Random Story – My near alien abduction

This is just an odd little story from my life.

I’ve had a long interest in space, so when I was a kid my parents got me a small telescope.  It had a tripod, but fully extended it was only about three feet tall and somewhat wobbly.  So I built a desk out of some old 2X4s and boards that I could set the telescope on.  And I put this and an old lawn chair in my observatory.  One of the best places to see the southern half of the sky was also a direct line of sight to a nearby road.  I live in the middle of nowhere, so there isn’t much traffic, but still I didn’t want to be blinded by someone driving home late at night.  Not to mention the outside lights our neighbors had.  So my observatory was just some sheets of tin nailed to more 2X4s to act as a light block.

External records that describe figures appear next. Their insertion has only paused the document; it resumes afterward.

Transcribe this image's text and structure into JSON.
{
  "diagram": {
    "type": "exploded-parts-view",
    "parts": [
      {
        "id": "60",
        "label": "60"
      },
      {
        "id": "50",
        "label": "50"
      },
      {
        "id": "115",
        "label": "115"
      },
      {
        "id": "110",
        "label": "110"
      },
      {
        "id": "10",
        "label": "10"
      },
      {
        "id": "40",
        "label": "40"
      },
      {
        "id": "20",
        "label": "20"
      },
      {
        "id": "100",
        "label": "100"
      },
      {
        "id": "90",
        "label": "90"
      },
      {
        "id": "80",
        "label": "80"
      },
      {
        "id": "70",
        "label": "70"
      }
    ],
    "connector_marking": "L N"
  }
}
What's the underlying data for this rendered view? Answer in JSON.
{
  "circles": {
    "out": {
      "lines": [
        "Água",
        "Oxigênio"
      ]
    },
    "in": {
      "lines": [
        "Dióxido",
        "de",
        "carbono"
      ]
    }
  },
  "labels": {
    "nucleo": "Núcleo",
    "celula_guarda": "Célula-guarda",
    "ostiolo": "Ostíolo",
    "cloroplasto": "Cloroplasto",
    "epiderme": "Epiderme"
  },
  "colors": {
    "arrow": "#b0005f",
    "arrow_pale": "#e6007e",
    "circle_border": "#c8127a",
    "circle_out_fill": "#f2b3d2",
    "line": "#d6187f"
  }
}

On clear nights, I’d go out and sit in the dark listening to my Walkman letting my eyes adjust to the darkness.  I’d then make observations, trying my hand at drawing star clusters, lunar craters, or marking the positions of the Galilean moons. 

One night, I had been looking through the telescope for some time, and I sat back to stretch.  During this I had closed my eyes, but with my face pointing straight up I opened them, and was almost blinded by this bright flash right in my face.

I’ve always had an overactive imagination, so my knee-jerk reaction was ALIENS!  But after about twenty heartbeats – so maybe two seconds – I realized what had happened and started laughing.  Some random firefly was just flying along, looking for a mate, and decided to light up maybe a foot in front of my just opening, strained, dark adapted eyes. 

That only happened once, but there were several times where I was looking at something through my telescope when suddenly the field would be filled with this overly bright, greenish yellow blob.  Some people love the image of fireflies on an evening.  I think of them as blinding bastards who make me think of aliens.